Più di un editore italiano di libri su quattro è stato contattato dalle aziende che sviluppano sistemi di Intelligenza Artificiale per dare in licenza i contenuti pubblicati, ma meno del 4% di questi ha siglato un’intesa

Più di un editore italiano di libri su quattro, il 27,7%, è stato contattato per dare in licenza i contenuti delle opere pubblicate alle aziende che sviluppano Large Language Models, ovvero i sistemi di Intelligenza Artificiale in grado di comprendere e rispondere in linguaggio naturale, come ChatGpt, Gemini o Claude. Tuttavia in questa fase prevale la prudenza: solo il 3,7% di questi ha concluso uno o più contratti di licenza.
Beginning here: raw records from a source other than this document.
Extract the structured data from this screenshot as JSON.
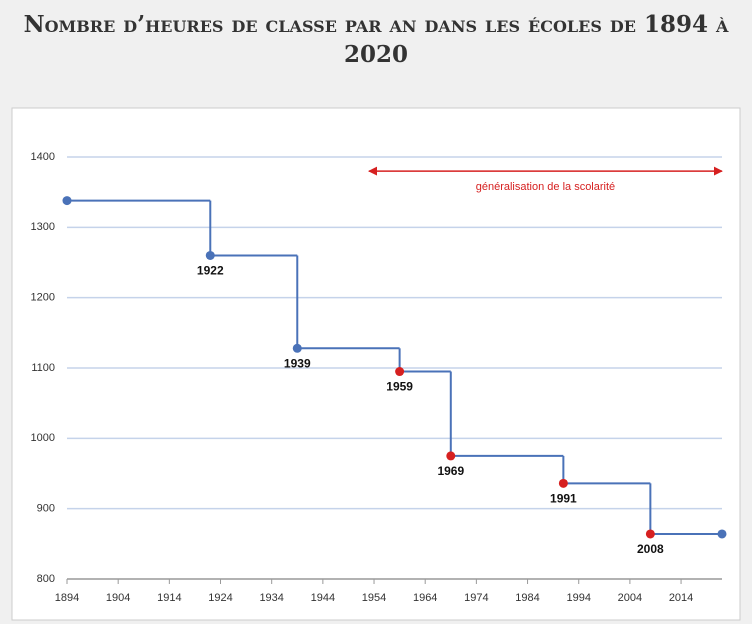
{
  "chart_data": {
    "type": "step",
    "title": "Nombre d’heures de classe par an dans les écoles de 1894 à 2020",
    "x": [
      1894,
      1922,
      1939,
      1959,
      1969,
      1991,
      2008,
      2022
    ],
    "series": [
      {
        "color": "#4a72b8",
        "values": [
          1338,
          1260,
          1128,
          1095,
          975,
          936,
          864,
          864
        ],
        "point_colors": [
          "#4a72b8",
          "#4a72b8",
          "#4a72b8",
          "#d62020",
          "#d62020",
          "#d62020",
          "#d62020",
          "#4a72b8"
        ],
        "point_labels": [
          null,
          1922,
          1939,
          1959,
          1969,
          1991,
          2008,
          null
        ]
      }
    ],
    "xlim": [
      1894,
      2022
    ],
    "xticks": [
      1894,
      1904,
      1914,
      1924,
      1934,
      1944,
      1954,
      1964,
      1974,
      1984,
      1994,
      2004,
      2014
    ],
    "ylim": [
      800,
      1400
    ],
    "yticks": [
      800,
      900,
      1000,
      1100,
      1200,
      1300,
      1400
    ],
    "grid": true,
    "annotation": {
      "text": "généralisation de la scolarité",
      "x_start": 1953,
      "x_end": 2022,
      "y": 1380,
      "color": "#d62020"
    }
  }
}
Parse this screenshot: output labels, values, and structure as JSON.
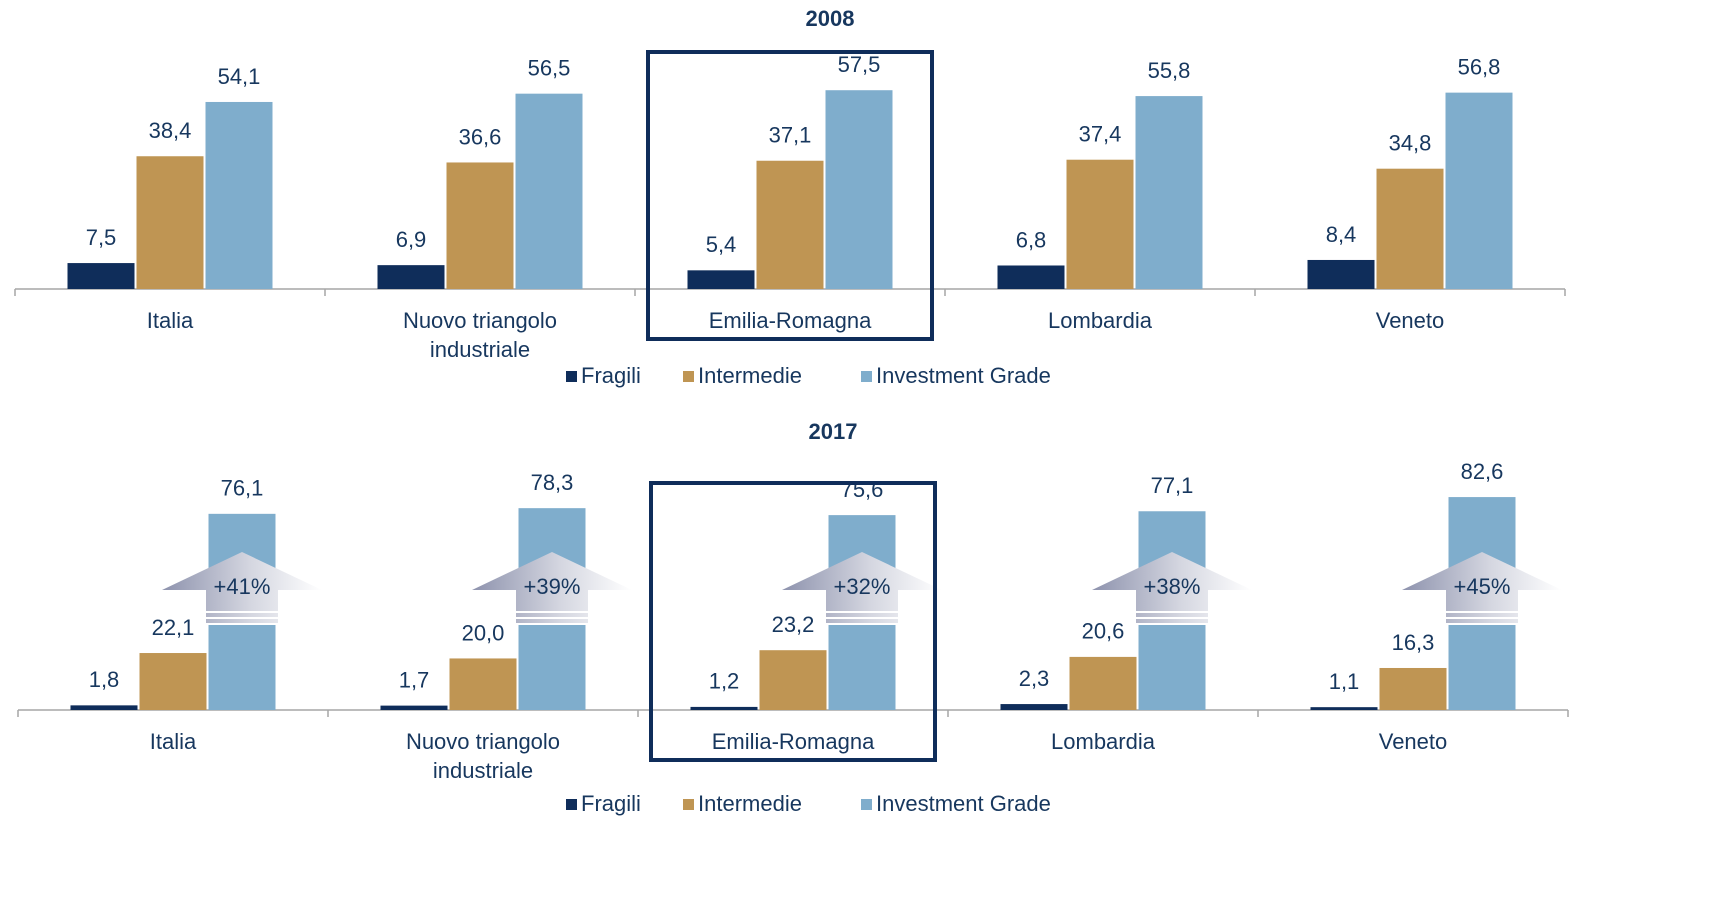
{
  "chart_data": [
    {
      "type": "bar",
      "title": "2008",
      "categories": [
        "Italia",
        "Nuovo triangolo industriale",
        "Emilia-Romagna",
        "Lombardia",
        "Veneto"
      ],
      "series": [
        {
          "name": "Fragili",
          "color": "#0f2d5a",
          "values": [
            7.5,
            6.9,
            5.4,
            6.8,
            8.4
          ],
          "value_labels": [
            "7,5",
            "6,9",
            "5,4",
            "6,8",
            "8,4"
          ]
        },
        {
          "name": "Intermedie",
          "color": "#bf9553",
          "values": [
            38.4,
            36.6,
            37.1,
            37.4,
            34.8
          ],
          "value_labels": [
            "38,4",
            "36,6",
            "37,1",
            "37,4",
            "34,8"
          ]
        },
        {
          "name": "Investment Grade",
          "color": "#7fadcc",
          "values": [
            54.1,
            56.5,
            57.5,
            55.8,
            56.8
          ],
          "value_labels": [
            "54,1",
            "56,5",
            "57,5",
            "55,8",
            "56,8"
          ]
        }
      ],
      "ylim": [
        0,
        70
      ]
    },
    {
      "type": "bar",
      "title": "2017",
      "categories": [
        "Italia",
        "Nuovo triangolo industriale",
        "Emilia-Romagna",
        "Lombardia",
        "Veneto"
      ],
      "series": [
        {
          "name": "Fragili",
          "color": "#0f2d5a",
          "values": [
            1.8,
            1.7,
            1.2,
            2.3,
            1.1
          ],
          "value_labels": [
            "1,8",
            "1,7",
            "1,2",
            "2,3",
            "1,1"
          ]
        },
        {
          "name": "Intermedie",
          "color": "#bf9553",
          "values": [
            22.1,
            20.0,
            23.2,
            20.6,
            16.3
          ],
          "value_labels": [
            "22,1",
            "20,0",
            "23,2",
            "20,6",
            "16,3"
          ]
        },
        {
          "name": "Investment Grade",
          "color": "#7fadcc",
          "values": [
            76.1,
            78.3,
            75.6,
            77.1,
            82.6
          ],
          "value_labels": [
            "76,1",
            "78,3",
            "75,6",
            "77,1",
            "82,6"
          ]
        }
      ],
      "annotations": [
        "+41%",
        "+39%",
        "+32%",
        "+38%",
        "+45%"
      ],
      "ylim": [
        0,
        90
      ]
    }
  ]
}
Il 37% ha già escluso di concedere la licenza, il 59,3% sta valutando il da farsi. 
Il dato è contenuto nella prima ricerca sistematica realizzata in Italia sull’uso di strumenti di Intelligenza Artificiale (IA) nelle case editrice e che è stata presentata oggi a Più libri più liberi, la Fiera nazionale della piccola e media editoria organizzata dall’Associazione Italiana Editori (AIE) dal 4 all’8 dicembre alla Nuvola dell’EUR, durante l’incontro L’Intelligenza Artificiale in casa editrice: per fare cosa? Sono intervenuti, dopo i saluti del presidente di AIE Innocenzo Cipolletta, Andrea Angiolini (delegato AIE all’innovazione), Cristina Mussinelli (responsabile AIE per il digitale) e Nicola Cavalli (Ledizioni).

“Con questa ricerca confermiamo il nostro impegno per l’innovazione – ha commentato Innocenzo Cipolletta –. Lo sviluppo delle IA ci vede impegnati prima di tutto accanto ai nostri partner europei per ottenere una legislazione chiara ed efficace a tutela del diritto d’autore, ma al contempo monitoriamo l’adozione di strumenti di IA da parte delle imprese per sostenerle in questo processo. Il gap a sfavore degli editori più piccoli ci conferma che sono necessarie politiche industriali pubbliche che permettano a tutti di cogliere le opportunità delle nuove tecnologie, anche a chi ha risorse economiche limitate”.

“Gli strumenti di IA sono entrati diffusamente nei flussi di lavoro delle case editrici a più livelli – spiega Andrea Angiolini –. Come Associazione supportiamo tutti gli editori in questo momento di forte innovazione, fornendo innanzitutto la formazione necessaria per cogliere le opportunità delle nuove tecnologie evitando allo stesso tempo i rischi collegati a un’adozione acritica”.

Per le case editrici italiane l’IA è uno strumento, o una serie di strumenti, che già oggi sono utilizzati nei flussi di lavoro, ma allo stesso tempo questa tecnologia alimenta preoccupazioni sul versante del rispetto del diritto d’autore e dell’affidabilità nelle risposte che fornisce. All’indagine hanno partecipato 97 editori, per un totale di 184 marchi editoriali coinvolti.